O presidente da EDP, Miguel Stilwell d'Andrade, alertou que Portugal e Espanha têm vantagens competitivas para atrair centros de dados, incluindo elevada penetração de energia renovável barata, capacidade de conectividade por fibra e terreno disponível, mas arriscam perder esses investimentos para outros países concorrentes. O gestor defendeu que os dois países devem definir claramente e com antecedência as condições para atrair investimento, estabelecer exigências energéticas e ambientais, garantir emprego qualificado, receitas fiscais e regras estáveis para os investidores.
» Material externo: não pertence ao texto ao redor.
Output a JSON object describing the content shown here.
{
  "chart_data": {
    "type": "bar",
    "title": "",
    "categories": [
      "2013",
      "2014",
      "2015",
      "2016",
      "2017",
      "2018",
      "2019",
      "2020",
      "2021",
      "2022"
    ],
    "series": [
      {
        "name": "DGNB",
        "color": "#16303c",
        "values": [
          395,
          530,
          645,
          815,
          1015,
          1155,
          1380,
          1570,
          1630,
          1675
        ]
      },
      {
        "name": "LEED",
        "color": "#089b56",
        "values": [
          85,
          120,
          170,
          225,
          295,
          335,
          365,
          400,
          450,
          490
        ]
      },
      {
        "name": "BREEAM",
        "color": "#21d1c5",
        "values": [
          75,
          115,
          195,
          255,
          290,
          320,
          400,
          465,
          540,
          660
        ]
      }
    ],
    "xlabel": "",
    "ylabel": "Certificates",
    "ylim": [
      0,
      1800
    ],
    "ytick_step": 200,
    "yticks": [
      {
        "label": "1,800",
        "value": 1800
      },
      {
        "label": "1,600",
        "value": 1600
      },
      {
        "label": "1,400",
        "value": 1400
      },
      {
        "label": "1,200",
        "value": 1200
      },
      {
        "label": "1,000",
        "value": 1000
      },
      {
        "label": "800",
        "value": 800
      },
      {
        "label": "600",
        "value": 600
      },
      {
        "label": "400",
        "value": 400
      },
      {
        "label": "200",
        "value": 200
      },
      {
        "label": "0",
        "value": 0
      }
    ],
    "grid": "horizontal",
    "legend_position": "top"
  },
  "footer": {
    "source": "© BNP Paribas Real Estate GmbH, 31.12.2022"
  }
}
A regulamentação dos dois países está em momentos diferentes. Portugal aprovou neste ano o Plano Nacional de Centros de Dados (PNCD), que visa acelerar o investimento através da identificação de terrenos com planejamento aprovado e ligações à rede elétrica. Na Espanha, uma consulta pública em curso propõe regras mais rigorosas, incluindo a obrigação de consumo de energia renovável em 80% hora a hora e a transformação para verde de cada megawatt consumido num prazo de 18 meses.
As novas regras espanholas estão gerando fortes críticas do setor. A associação SpainDC teme um impacto negativo entre 53,6 bilhões e 60,3 bilhões de euros, com a redução do investimento direto e indireto entre 80% e 90%. Investidores na Espanha ameaçam transferir projetos para Portugal, que é considerado o destino preferido devido ao acesso a eletricidade renovável, preços competitivos, boas ligações de telecomunicações e condições regulatórias mais favoráveis.
O setor dos centros de dados pode acrescentar 26 bilhões de euros ao PIB português até 2030, segundo um estudo da Copenhagen Economics. A Microsoft já anunciou um investimento de 8,6 bilhões de euros em Sines para instalar 12 mil chips da Nvidia no projeto Start Campus, que prevê uma capacidade de 1,2 gigas. Stilwell d'Andrade alertou que a Europa está atrás da China e dos EUA em capacidade de centros de dados, que são cruciais para a inteligência artificial e infraestrutura em nuvem, questionando se o continente quer repetir a dependência que teve no setor energético.